Agus yang saat itu berdiri paling dekat dengannya, bergegas lari menolong. “Lu kenapa Cal?”
“Ada yang berat gue rasain di sekitar tempat ini” jawab Ical pelan.
Satu per satu mulai mengerubunginya siap memberi pertolongan bila diperlukan.”Ada apa mas Ical?” tanya Rangga sambil berjongkok mendekat pada Ical.
“Gue dipelototin sosok Nenek-nenek dari Jendela di lantai dua itu” jawab Ical tanpa menoleh ke Jendela yang dimaksud.
“Apakah rumah ini ditempati seseorang?” sambung Ical bertanya.
“Di rumah itu tidak ada orang yang tinggal, mas Ical” jawab Rangga berbisik.
“Sekarang, apakah Nenek-nenek itu masih melihat ke arah kita, mas Ical?” tanya Rangga serius.
“Masih” jawab Ical pelan setelah melirik ke arak Jendela tersebut beberapa detik.
“Sepertinya dia tidak suka kita berada di sini” lanjut Ical pelan.
Mereka kemudian saling pandang lagi satu sama lain. Agus sang ketua Senat Mahasiswa itu terlihat berpikir keras mencari jalan keluar.
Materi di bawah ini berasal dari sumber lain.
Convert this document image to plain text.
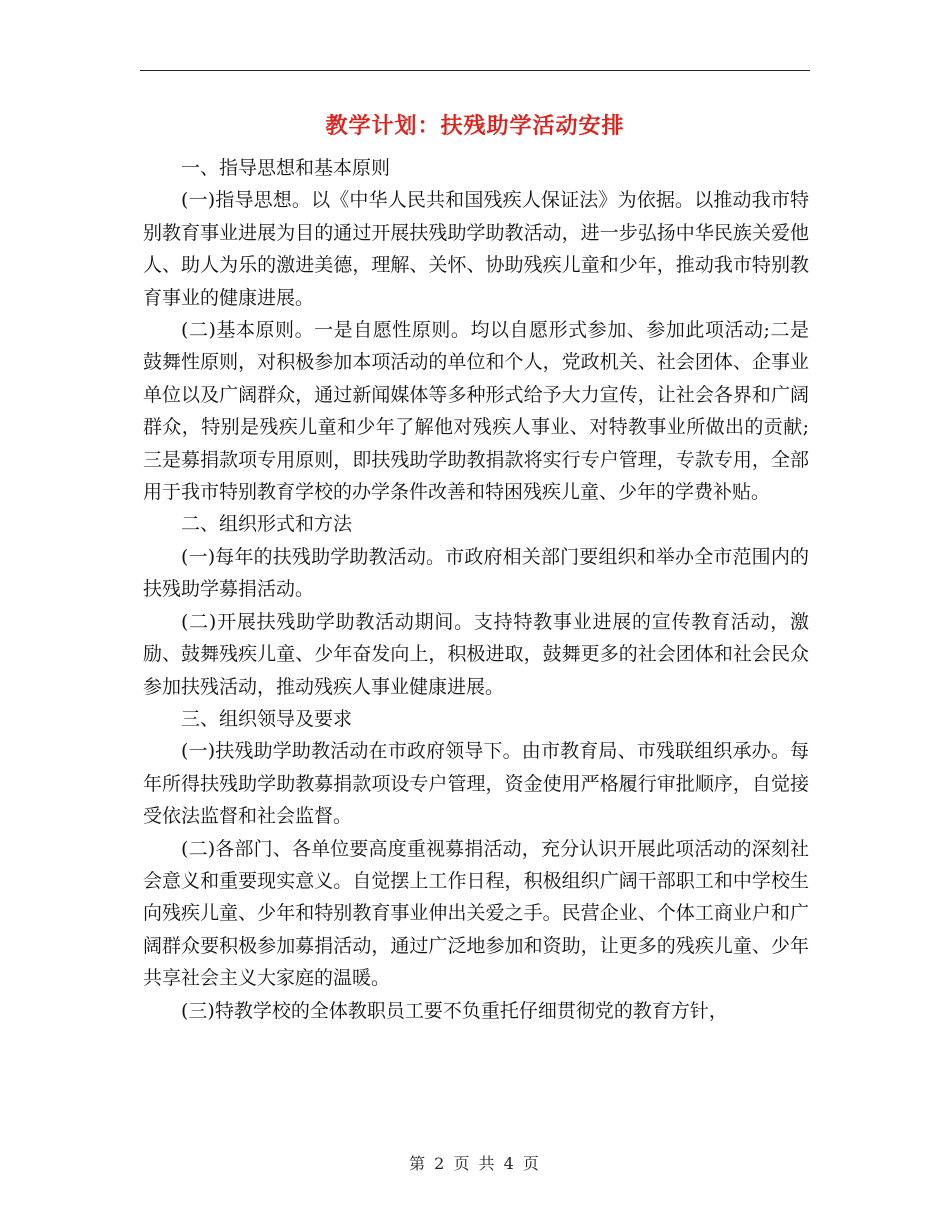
教学计划：扶残助学活动安排

一、指导思想和基本原则

(一)指导思想。以《中华人民共和国残疾人保证法》为依据。以推动我市特别教育事业进展为目的通过开展扶残助学助教活动，进一步弘扬中华民族关爱他人、助人为乐的激进美德，理解、关怀、协助残疾儿童和少年，推动我市特别教育事业的健康进展。

(二)基本原则。一是自愿性原则。均以自愿形式参加、参加此项活动;二是鼓舞性原则，对积极参加本项活动的单位和个人，党政机关、社会团体、企事业单位以及广阔群众，通过新闻媒体等多种形式给予大力宣传，让社会各界和广阔群众，特别是残疾儿童和少年了解他对残疾人事业、对特教事业所做出的贡献;三是募捐款项专用原则，即扶残助学助教捐款将实行专户管理，专款专用，全部用于我市特别教育学校的办学条件改善和特困残疾儿童、少年的学费补贴。

二、组织形式和方法

(一)每年的扶残助学助教活动。市政府相关部门要组织和举办全市范围内的扶残助学募捐活动。

(二)开展扶残助学助教活动期间。支持特教事业进展的宣传教育活动，激励、鼓舞残疾儿童、少年奋发向上，积极进取，鼓舞更多的社会团体和社会民众参加扶残活动，推动残疾人事业健康进展。

三、组织领导及要求

(一)扶残助学助教活动在市政府领导下。由市教育局、市残联组织承办。每年所得扶残助学助教募捐款项设专户管理，资金使用严格履行审批顺序，自觉接受依法监督和社会监督。

(二)各部门、各单位要高度重视募捐活动，充分认识开展此项活动的深刻社会意义和重要现实意义。自觉摆上工作日程，积极组织广阔干部职工和中学校生向残疾儿童、少年和特别教育事业伸出关爱之手。民营企业、个体工商业户和广阔群众要积极参加募捐活动，通过广泛地参加和资助，让更多的残疾儿童、少年共享社会主义大家庭的温暖。

(三)特教学校的全体教职员工要不负重托仔细贯彻党的教育方针，

第 2 页 共 4 页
“Mas Agus, ada ide?” tanya Rangga.
“mmm, gimana kalau kita teriak memanggil Ferdi dari sini saja” jawabnya pelan.
“Oke !”
Kemudian mereka saling bergiliran teriak memanggil Ferdi dari sekitar halaman rumah itu.
“FERDIIII !”
“JULYYYY !”
Teriak mereka terus menerus secara bergantian dari halaman rumah misterius itu berharap Ferdi berada di dalam rumah itu serta mendengarkan teriakan mereka.
“Hah?, Nenek itu hilang !” Ical berteriak pada mereka semua.
“Sekarang rumah itu diselimuti awan hitam” lanjut Ical terbelalak kaget.
Yang lain saling berpandangan heran mendengarkan Ical sebab mereka tidak dapat melihat dipandangan mereka itu apa yang dikatakan Ical tentang rumah tersebut.